Wright cautions against reducing short-term insurance cover for households and businesses, as the cost of recovery can be debilitating.  Poor risk management policies leave a business vulnerable to major long-term setbacks. While a business may manage to survive an initial loss, the true risks lie in how long it takes a business to recover to full operation.

“We always urge families – and  small businesses – to seek professional risk management advice so that a thorough risk analysis can be conducted, to determine what the risks are, what should be covered, and whether they would be able carry the risks themselves, before trimming insurance coverage. Whilst short-term insurance is usually a grudge purchase, as you are essentially buying protection against something you hope will not happen, it’s important to remember that foregoing this protection today may cause far greater issues for tomorrow,” he says.  “GTC ensures that our clients recovery plans are discussed and in place, as we believe these are just as important as being able to provide and maintain relevant cover.”

Wright emphasises that no insurance policy can compensate for the sentimental value of the loss of a house or certain possessions. “Instead, the knowledge that you are adequately covered can provide much-needed peace of mind when starting the very difficult task of rebuilding your family’s life after a disaster has struck.”

He believes such protection is especially important to ensure the longevity of smaller businesses in the event of a tragedy.

“Large and established businesses often view comprehensive short-term insurance as a non-negotiable business expense to protect the future of the employees, the investment of the shareholders and the ultimate wellbeing of the business.

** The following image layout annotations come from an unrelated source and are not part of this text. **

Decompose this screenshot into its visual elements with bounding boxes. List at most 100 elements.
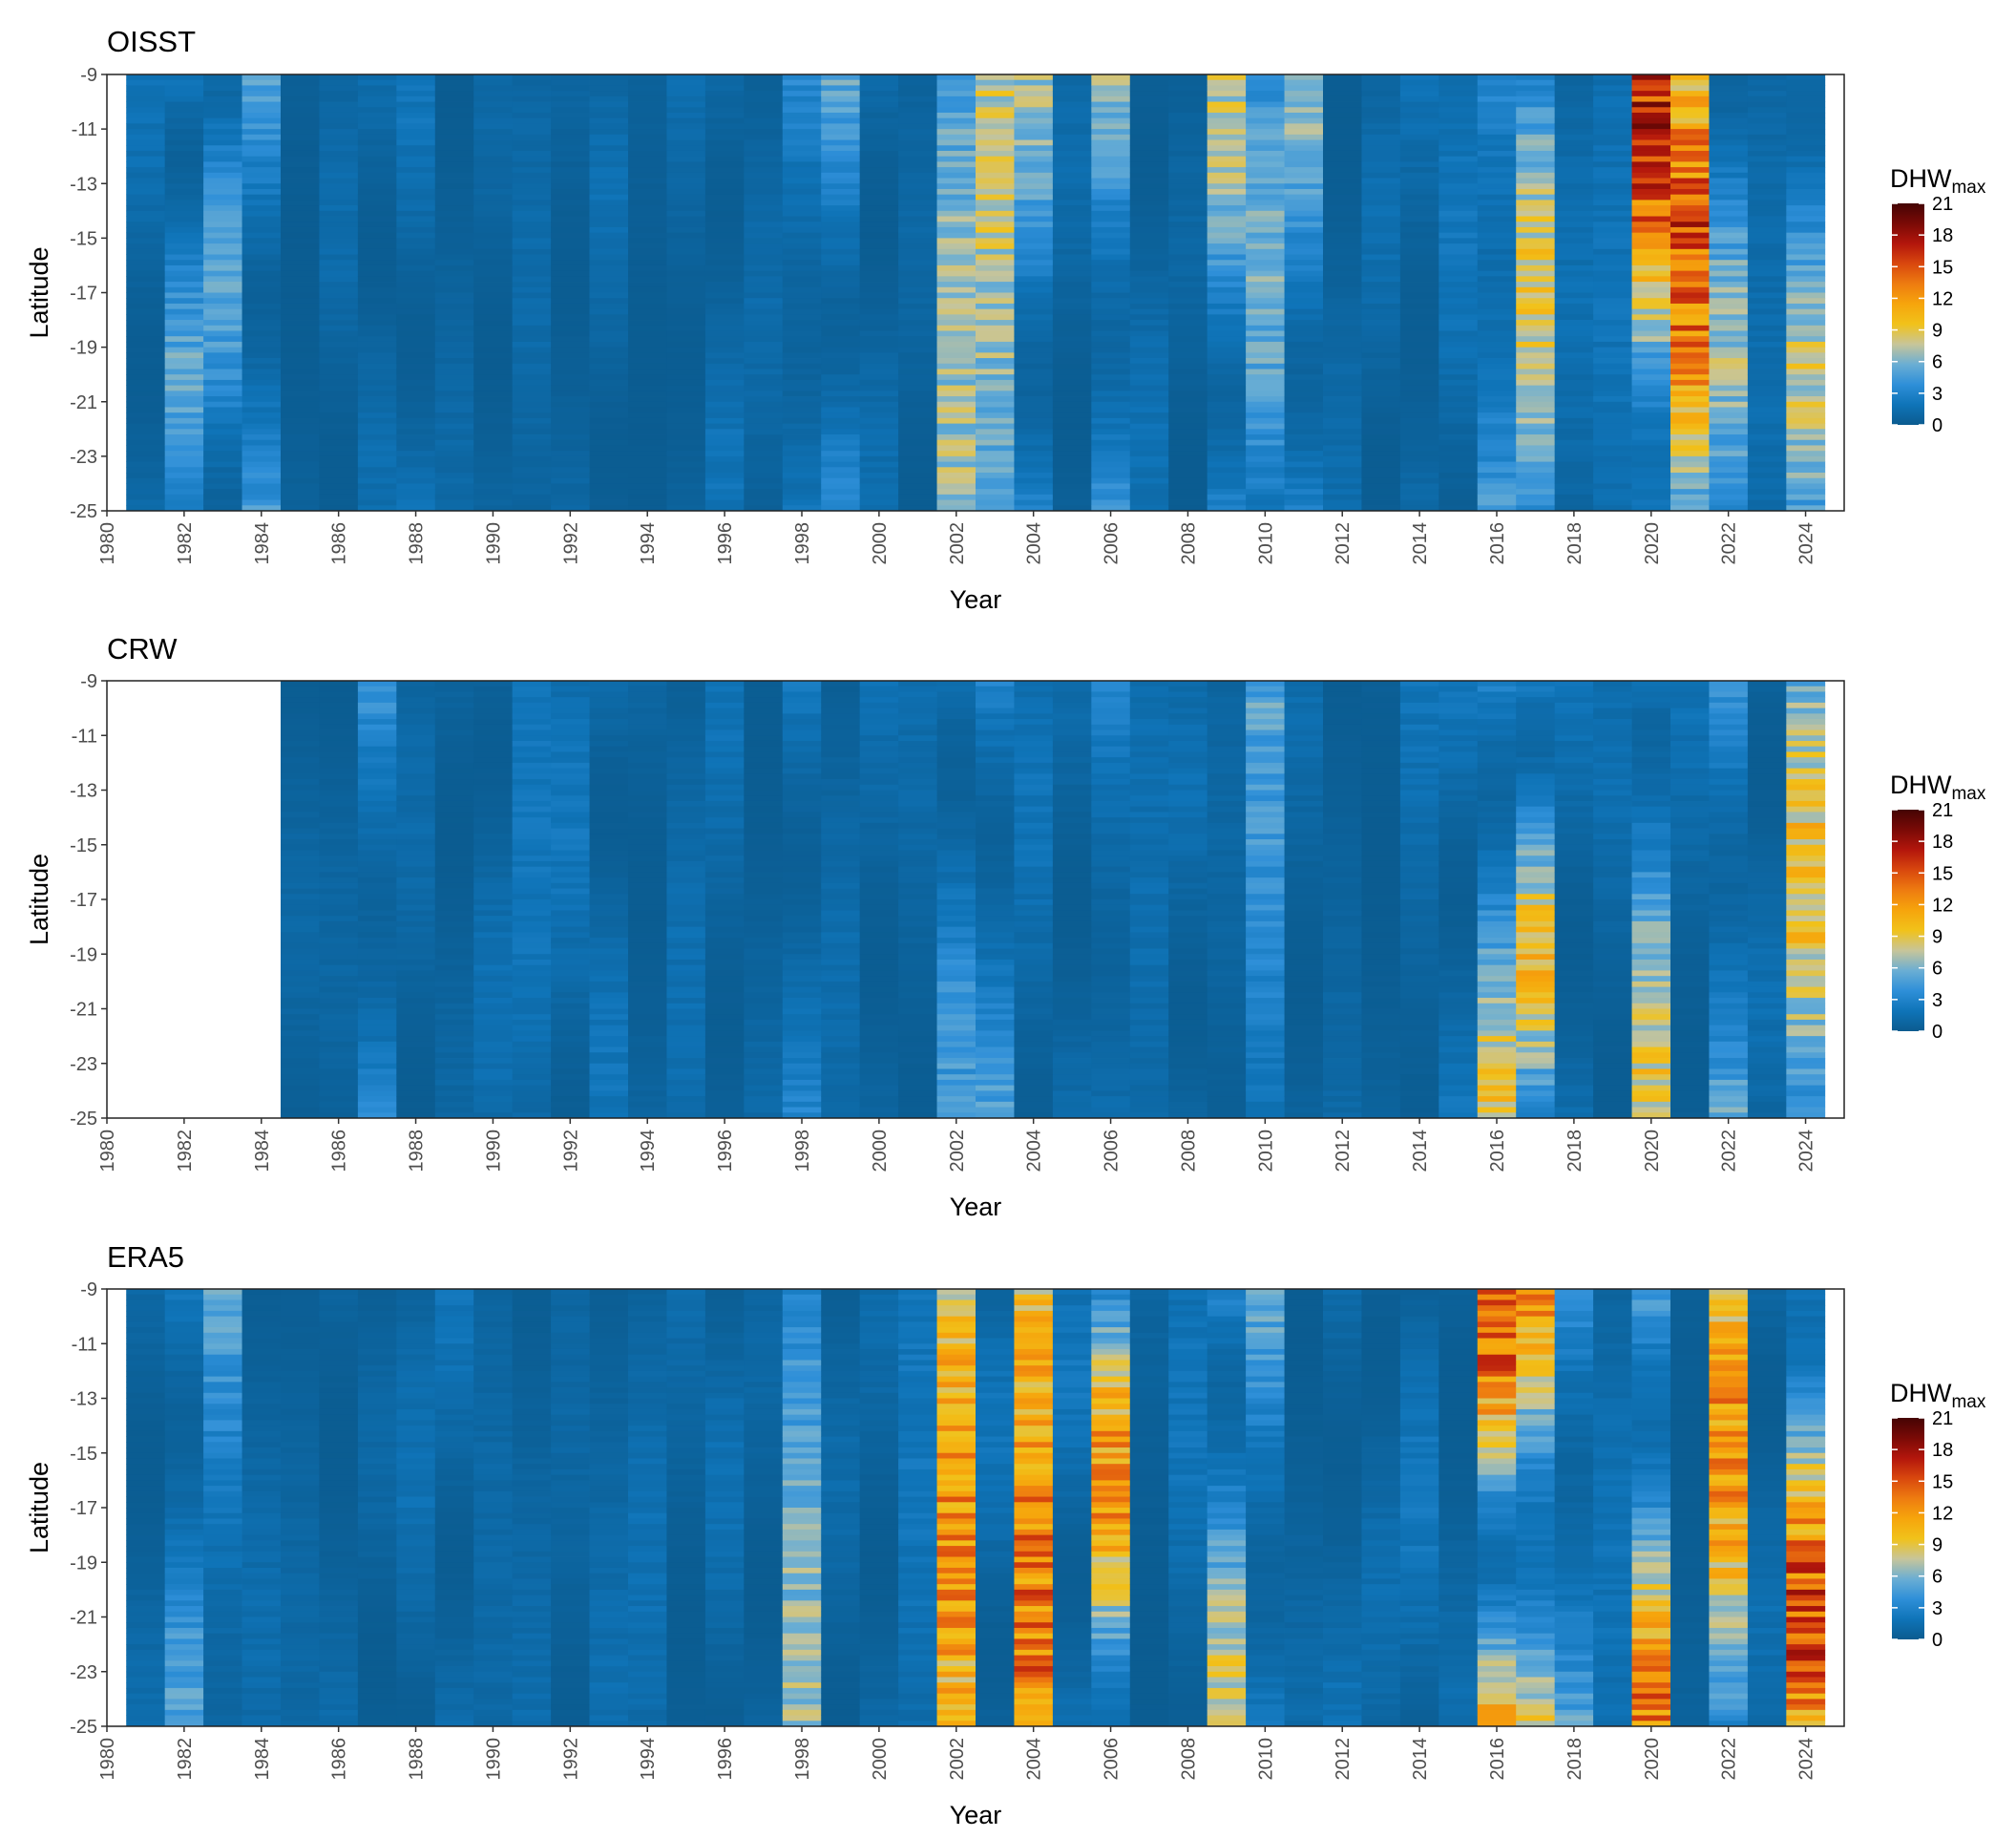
heatmap-cell (1014, 135, 1053, 140)
heatmap-cell (1670, 352, 1710, 358)
heatmap-cell (1555, 135, 1594, 140)
heatmap-cell (396, 364, 435, 370)
heatmap-cell (860, 243, 899, 249)
heatmap-cell (319, 861, 358, 867)
heatmap-cell (513, 330, 552, 336)
heatmap-cell (473, 157, 513, 162)
heatmap-cell (937, 227, 976, 233)
heatmap-cell (1053, 309, 1092, 315)
heatmap-cell (1285, 473, 1324, 478)
heatmap-cell (705, 336, 745, 342)
heatmap-cell (551, 358, 590, 364)
heatmap-cell (860, 725, 899, 730)
heatmap-cell (860, 769, 899, 774)
heatmap-cell (590, 380, 629, 386)
heatmap-cell (1670, 271, 1710, 277)
heatmap-cell (281, 839, 320, 845)
heatmap-cell (1130, 402, 1169, 408)
heatmap-cell (1670, 102, 1710, 108)
heatmap-cell (358, 467, 397, 473)
heatmap-cell (1208, 287, 1247, 293)
heatmap-cell (513, 1030, 552, 1036)
heatmap-cell (435, 352, 474, 358)
heatmap-cell (937, 260, 976, 265)
y-tick-label: -19 (70, 338, 97, 359)
heatmap-cell (666, 407, 705, 412)
heatmap-cell (1670, 369, 1710, 374)
heatmap-cell (513, 151, 552, 157)
heatmap-cell (473, 113, 513, 118)
heatmap-cell (705, 1058, 745, 1064)
heatmap-cell (860, 916, 899, 921)
heatmap-cell (1285, 330, 1324, 336)
heatmap-cell (165, 369, 204, 374)
heatmap-cell (1555, 440, 1594, 446)
heatmap-cell (590, 287, 629, 293)
heatmap-cell (821, 157, 860, 162)
heatmap-cell (551, 1064, 590, 1069)
heatmap-cell (319, 1058, 358, 1064)
heatmap-cell (513, 730, 552, 736)
heatmap-cell (358, 801, 397, 807)
heatmap-cell (590, 1042, 629, 1047)
heatmap-cell (1285, 326, 1324, 331)
heatmap-cell (744, 943, 783, 949)
heatmap-cell (821, 123, 860, 129)
heatmap-cell (1438, 352, 1478, 358)
heatmap-cell (281, 921, 320, 927)
heatmap-cell (590, 877, 629, 883)
heatmap-cell (203, 140, 242, 146)
heatmap-cell (898, 282, 937, 287)
heatmap-cell (1168, 238, 1208, 243)
heatmap-cell (1632, 227, 1671, 233)
heatmap-cell (1400, 80, 1439, 86)
heatmap-cell (898, 839, 937, 845)
heatmap-cell (898, 161, 937, 167)
heatmap-cell (1246, 265, 1285, 271)
heatmap-cell (165, 238, 204, 243)
heatmap-cell (1748, 151, 1787, 157)
heatmap-cell (821, 424, 860, 430)
heatmap-cell (1014, 161, 1053, 167)
heatmap-cell (860, 687, 899, 692)
heatmap-cell (898, 681, 937, 687)
heatmap-cell (1323, 151, 1362, 157)
heatmap-cell (1516, 265, 1555, 271)
heatmap-cell (1632, 348, 1671, 353)
heatmap-cell (666, 747, 705, 752)
heatmap-cell (1208, 440, 1247, 446)
heatmap-cell (435, 265, 474, 271)
heatmap-cell (1478, 173, 1517, 179)
heatmap-cell (783, 183, 822, 189)
heatmap-cell (590, 1047, 629, 1053)
heatmap-cell (281, 725, 320, 730)
heatmap-cell (165, 407, 204, 412)
heatmap-cell (1555, 330, 1594, 336)
heatmap-cell (281, 157, 320, 162)
heatmap-cell (666, 336, 705, 342)
heatmap-cell (821, 1052, 860, 1058)
heatmap-cell (1438, 260, 1478, 265)
heatmap-cell (666, 751, 705, 757)
heatmap-cell (1130, 489, 1169, 495)
heatmap-cell (1091, 167, 1130, 173)
heatmap-cell (744, 445, 783, 451)
heatmap-cell (976, 140, 1015, 146)
heatmap-cell (435, 96, 474, 102)
heatmap-cell (1748, 364, 1787, 370)
heatmap-cell (1400, 217, 1439, 222)
heatmap-cell (513, 140, 552, 146)
heatmap-cell (358, 1096, 397, 1102)
heatmap-cell (358, 320, 397, 326)
heatmap-cell (860, 921, 899, 927)
heatmap-cell (358, 1020, 397, 1025)
heatmap-cell (165, 418, 204, 424)
heatmap-cell (705, 233, 745, 239)
heatmap-cell (1593, 391, 1632, 396)
heatmap-cell (666, 96, 705, 102)
heatmap-cell (821, 348, 860, 353)
heatmap-cell (628, 314, 667, 320)
heatmap-cell (513, 265, 552, 271)
heatmap-cell (783, 276, 822, 282)
heatmap-cell (860, 287, 899, 293)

Smaller businesses, though, often act like households when cash flow becomes tough, and opt to reduce their cover to save costs, at the risk of the business’ future.”

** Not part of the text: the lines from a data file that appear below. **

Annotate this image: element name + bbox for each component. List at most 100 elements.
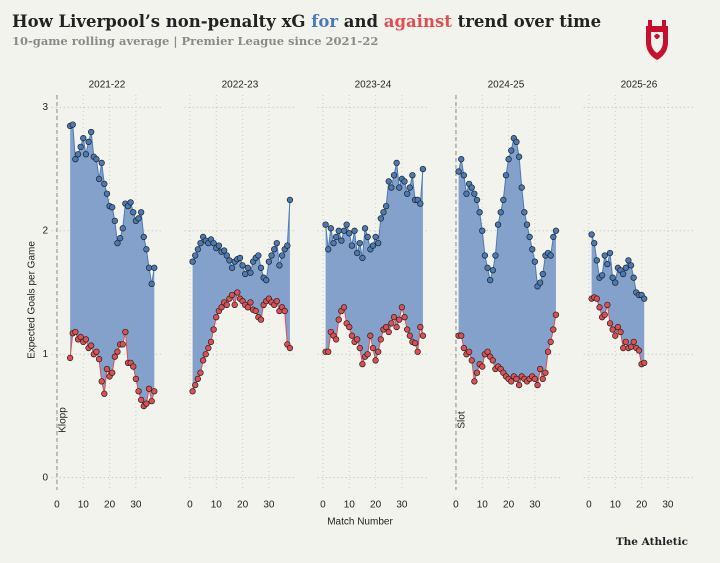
point: [598, 272, 606, 279]
point: [207, 338, 215, 346]
point: [375, 239, 382, 247]
point: [419, 332, 427, 339]
point: [327, 225, 335, 232]
title-part: trend over time: [452, 12, 601, 31]
point: [382, 323, 390, 331]
point: [500, 196, 507, 204]
point: [404, 326, 411, 333]
point: [388, 184, 395, 191]
point: [189, 258, 196, 265]
point: [276, 262, 283, 269]
x-tick-label: 0: [453, 500, 459, 511]
point: [460, 172, 468, 179]
point: [380, 209, 387, 216]
point: [88, 342, 95, 349]
point: [213, 314, 220, 321]
point: [122, 328, 129, 336]
x-tick-label: 30: [662, 500, 674, 511]
x-tick-label: 0: [586, 500, 592, 511]
point: [103, 365, 111, 373]
point: [77, 333, 84, 341]
point: [101, 390, 108, 397]
y-tick-label: 2: [42, 225, 48, 236]
point: [604, 260, 611, 268]
point: [281, 307, 288, 315]
point: [604, 301, 611, 308]
point: [515, 153, 523, 160]
point: [601, 252, 608, 259]
point: [606, 320, 614, 327]
point: [151, 388, 158, 395]
point: [189, 388, 196, 395]
point: [484, 264, 491, 271]
point: [534, 381, 541, 389]
point: [215, 242, 223, 249]
point: [630, 274, 637, 281]
point: [617, 328, 624, 336]
point: [330, 239, 337, 247]
point: [588, 231, 595, 238]
point: [325, 246, 332, 253]
point: [325, 348, 332, 355]
point: [284, 242, 291, 249]
x-tick-label: 10: [477, 500, 489, 511]
point: [322, 221, 329, 228]
y-tick-label: 1: [42, 349, 48, 360]
panel-title: 2025-26: [621, 80, 658, 91]
club-crest: [646, 20, 668, 60]
point: [529, 246, 536, 253]
y-tick-label: 0: [42, 472, 48, 483]
point: [356, 239, 363, 247]
point: [542, 369, 549, 376]
x-tick-label: 20: [636, 500, 648, 511]
point: [471, 378, 478, 385]
panel-title: 2021-22: [89, 80, 126, 91]
point: [531, 258, 539, 265]
point: [82, 336, 90, 343]
point: [74, 151, 82, 158]
point: [641, 295, 648, 302]
point: [550, 233, 557, 241]
point: [411, 339, 419, 347]
point: [398, 304, 406, 311]
point: [85, 138, 92, 146]
point: [417, 200, 424, 207]
point: [537, 279, 544, 286]
point: [351, 227, 358, 234]
point: [111, 217, 118, 225]
point: [612, 332, 619, 339]
point: [361, 225, 369, 232]
x-tick-label: 20: [370, 500, 382, 511]
point: [552, 227, 560, 234]
point: [473, 196, 481, 204]
point: [257, 264, 265, 271]
x-tick-label: 30: [396, 500, 408, 511]
point: [82, 151, 90, 158]
point: [244, 264, 251, 271]
point: [385, 178, 392, 185]
point: [515, 381, 523, 389]
x-tick-label: 10: [211, 500, 223, 511]
point: [612, 279, 619, 286]
point: [606, 249, 614, 257]
point: [273, 297, 280, 305]
panel-title: 2024-25: [488, 80, 525, 91]
point: [539, 375, 546, 383]
point: [372, 233, 379, 241]
point: [72, 328, 79, 336]
point: [340, 227, 348, 234]
point: [348, 242, 356, 249]
point: [228, 291, 236, 299]
point: [593, 257, 601, 264]
point: [332, 336, 340, 343]
point: [130, 363, 137, 370]
point: [111, 353, 118, 360]
point: [223, 301, 230, 308]
point: [103, 190, 111, 197]
point: [148, 397, 155, 405]
point: [210, 326, 217, 333]
panel-title: 2023-24: [355, 80, 392, 91]
point: [396, 184, 403, 191]
point: [231, 301, 238, 308]
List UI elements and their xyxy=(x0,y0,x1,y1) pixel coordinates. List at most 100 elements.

The cost of rebuilding a small business can be a major setback if owners have not mitigated sufficiently against unexpected risks.

According to Wright, one of the positive developments of the insurance industry over the past decade has been the growth in innovation in terms of product offerings.

“In the end, the level of short-term insurance is a personal choice, as every household or business’ circumstances and appetite for risk differ. The industry has responded to the changes in lifestyles and values, and nowadays consumers enjoy much more choice and flexibility with regards to the type and level of cover for households and businesses.”

“Families and businesses need to be comfortable with the way in which they protect themselves against risks. There is no single approach that is the best for all, but consumers and business owners must ensure they know what they are covered for and what not, and be comfortable that they have the basic protection to recover financially from unforeseen risks or natural disasters,” Wright concludes.